The intensity profiles for the electrochromic iris were derived from images taken for Figure 1 at time 0, for Figure 2 at about 1 second, for Figure 3 at about 4 seconds, for Figure 4 at about 18 seconds, and for Figure 5 at about 110 seconds. Figure 6 shows the curve fitting of a Gaussian curve onto the green response curve line of Figure 5 after 110 seconds. Figure 7 represents the profile with no aperture in place. Figure 8 represents the Comparative Example of a fixed 300 micron aperture. The analyzed images of the iris were collected via the SmartView 1.10 software (with auto white balance applied before data acquisition and then white balance was fixed) and displayed in Igor Pro. The intensity profiles of the figures show the red, green and blue (solid curve, large dashes and small dashes, respectively) curves that were derived from the vertical rows of data on the images.
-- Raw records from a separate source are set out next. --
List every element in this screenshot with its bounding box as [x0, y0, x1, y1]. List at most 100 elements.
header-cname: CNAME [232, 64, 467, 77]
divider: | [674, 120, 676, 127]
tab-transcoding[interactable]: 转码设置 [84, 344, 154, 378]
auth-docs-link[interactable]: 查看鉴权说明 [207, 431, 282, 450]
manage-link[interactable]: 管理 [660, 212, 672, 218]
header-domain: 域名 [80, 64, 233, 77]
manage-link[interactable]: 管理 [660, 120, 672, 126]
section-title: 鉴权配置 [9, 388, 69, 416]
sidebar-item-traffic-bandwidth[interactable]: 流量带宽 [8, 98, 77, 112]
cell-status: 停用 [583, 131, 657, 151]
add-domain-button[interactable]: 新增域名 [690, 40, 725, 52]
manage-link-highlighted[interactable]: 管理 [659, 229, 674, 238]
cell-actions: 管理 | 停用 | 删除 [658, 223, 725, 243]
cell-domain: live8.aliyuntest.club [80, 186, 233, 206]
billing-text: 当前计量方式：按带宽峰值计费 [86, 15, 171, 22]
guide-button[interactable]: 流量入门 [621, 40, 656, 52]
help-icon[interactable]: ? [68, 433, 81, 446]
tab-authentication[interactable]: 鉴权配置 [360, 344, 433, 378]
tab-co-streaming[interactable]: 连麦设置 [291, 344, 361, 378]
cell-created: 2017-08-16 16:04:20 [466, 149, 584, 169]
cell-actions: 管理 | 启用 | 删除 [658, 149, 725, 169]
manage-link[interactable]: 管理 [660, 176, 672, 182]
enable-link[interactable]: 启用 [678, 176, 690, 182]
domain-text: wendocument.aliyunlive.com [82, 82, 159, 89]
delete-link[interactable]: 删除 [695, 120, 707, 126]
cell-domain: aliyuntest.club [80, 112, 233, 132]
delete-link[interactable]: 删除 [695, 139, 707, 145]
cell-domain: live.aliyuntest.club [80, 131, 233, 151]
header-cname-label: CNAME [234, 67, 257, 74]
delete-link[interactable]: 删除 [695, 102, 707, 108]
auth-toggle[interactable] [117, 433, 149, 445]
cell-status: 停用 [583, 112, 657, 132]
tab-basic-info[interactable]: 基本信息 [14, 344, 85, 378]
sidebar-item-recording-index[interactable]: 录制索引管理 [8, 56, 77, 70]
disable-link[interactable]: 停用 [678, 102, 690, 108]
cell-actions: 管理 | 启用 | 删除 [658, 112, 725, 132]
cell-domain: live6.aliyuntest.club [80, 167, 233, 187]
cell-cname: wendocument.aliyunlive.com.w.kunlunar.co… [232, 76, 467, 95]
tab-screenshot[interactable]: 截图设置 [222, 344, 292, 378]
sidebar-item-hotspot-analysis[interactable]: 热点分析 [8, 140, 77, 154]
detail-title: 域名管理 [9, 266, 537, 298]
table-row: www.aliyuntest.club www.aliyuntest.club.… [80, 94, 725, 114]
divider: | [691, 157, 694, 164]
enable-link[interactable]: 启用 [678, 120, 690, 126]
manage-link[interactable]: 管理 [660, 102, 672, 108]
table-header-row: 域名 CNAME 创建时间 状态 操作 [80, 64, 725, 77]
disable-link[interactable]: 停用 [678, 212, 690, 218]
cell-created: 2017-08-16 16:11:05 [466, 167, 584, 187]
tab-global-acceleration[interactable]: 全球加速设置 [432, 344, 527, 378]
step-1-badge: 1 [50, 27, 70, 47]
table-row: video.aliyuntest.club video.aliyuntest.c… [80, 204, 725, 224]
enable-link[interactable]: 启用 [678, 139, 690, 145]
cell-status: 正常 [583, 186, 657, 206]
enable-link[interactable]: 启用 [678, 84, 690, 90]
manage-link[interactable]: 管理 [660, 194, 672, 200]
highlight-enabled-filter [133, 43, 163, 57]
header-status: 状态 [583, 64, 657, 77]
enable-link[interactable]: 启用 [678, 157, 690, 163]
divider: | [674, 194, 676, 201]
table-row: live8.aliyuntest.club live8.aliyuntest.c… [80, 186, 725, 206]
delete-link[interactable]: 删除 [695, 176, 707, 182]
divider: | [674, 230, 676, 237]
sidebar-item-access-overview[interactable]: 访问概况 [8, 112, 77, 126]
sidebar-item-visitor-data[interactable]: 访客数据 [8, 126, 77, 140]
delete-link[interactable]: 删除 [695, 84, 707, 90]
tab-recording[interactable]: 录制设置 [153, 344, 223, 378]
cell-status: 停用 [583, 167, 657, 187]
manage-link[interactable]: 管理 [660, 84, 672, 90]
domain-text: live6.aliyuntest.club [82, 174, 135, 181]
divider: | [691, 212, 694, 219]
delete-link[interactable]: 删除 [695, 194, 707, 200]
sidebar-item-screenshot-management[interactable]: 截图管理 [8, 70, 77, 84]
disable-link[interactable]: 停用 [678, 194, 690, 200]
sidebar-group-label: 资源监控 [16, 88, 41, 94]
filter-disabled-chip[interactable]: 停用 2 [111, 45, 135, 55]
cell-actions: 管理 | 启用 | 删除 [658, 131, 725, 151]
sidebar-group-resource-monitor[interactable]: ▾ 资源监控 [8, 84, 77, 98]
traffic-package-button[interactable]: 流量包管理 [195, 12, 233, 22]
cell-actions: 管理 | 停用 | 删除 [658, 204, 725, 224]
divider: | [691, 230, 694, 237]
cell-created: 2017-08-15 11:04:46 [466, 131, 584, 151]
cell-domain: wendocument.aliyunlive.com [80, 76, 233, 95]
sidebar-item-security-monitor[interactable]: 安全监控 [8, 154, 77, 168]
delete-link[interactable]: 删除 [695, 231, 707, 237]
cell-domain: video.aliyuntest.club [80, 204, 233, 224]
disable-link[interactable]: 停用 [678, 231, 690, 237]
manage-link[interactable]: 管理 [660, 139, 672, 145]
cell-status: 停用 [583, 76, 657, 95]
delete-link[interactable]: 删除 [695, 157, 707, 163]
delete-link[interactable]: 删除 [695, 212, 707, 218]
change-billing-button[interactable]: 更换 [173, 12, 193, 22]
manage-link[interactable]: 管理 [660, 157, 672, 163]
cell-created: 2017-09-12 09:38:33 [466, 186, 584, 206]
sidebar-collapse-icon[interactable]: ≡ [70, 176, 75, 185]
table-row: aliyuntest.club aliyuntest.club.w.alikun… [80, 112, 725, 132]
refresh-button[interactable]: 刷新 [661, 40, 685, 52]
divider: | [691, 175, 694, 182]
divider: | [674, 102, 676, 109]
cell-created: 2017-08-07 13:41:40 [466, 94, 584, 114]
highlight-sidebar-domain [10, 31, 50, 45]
The profiles of Figures 1-6 demonstrate the function of an electrochromic apodized iris. When the voltage is off, the iris is full open in Figure 1. When 1.2 V are applied, the electrochromic iris activates forming an apodized aperture as demonstrated after about 1 second in Figure 2, after about 4 seconds in Figure 3, after about 18 seconds in Figure 4 and after about 110 seconds in Figure 5. Figure 6 demonstrates how closely the green response (dashed curve) of Figure 5 closely represents a Gaussian distribution (solid curve), which is useful for apodization. The Gaussian width parameter obtained using Igor Pro's built in Gaussian fit routines (with the resulting width parameter equal to Sqrt(2)*standard error) was converted to a more traditional beam waist calculation for Gaussian beams [2* standard error] by dividing the Igor Pro width parameter by Sqrt(2) and multiplying that result by 2, The Gaussian width (beam waist) of the apodized aperture was about 316 microns. The Comparative Example "fixed aperture" profile (width about 300 microns +/- 10 microns) is shown in Figure 8 and applied Gaussian curve fitting to the profile in Figure 9. The profile in Figure 9 clearly demonstrates the difference between an apodized aperture (solid curve) and a fixed aperture (dashed curve). Figure 7 demonstrates a profile with no aperture present.

Whereas particular embodiments of this invention have been described above for purposes of illustration, it will be evident to those skilled in the art that numerous variations of the details of the present invention may be made without departing from the invention as defined in the appended claims.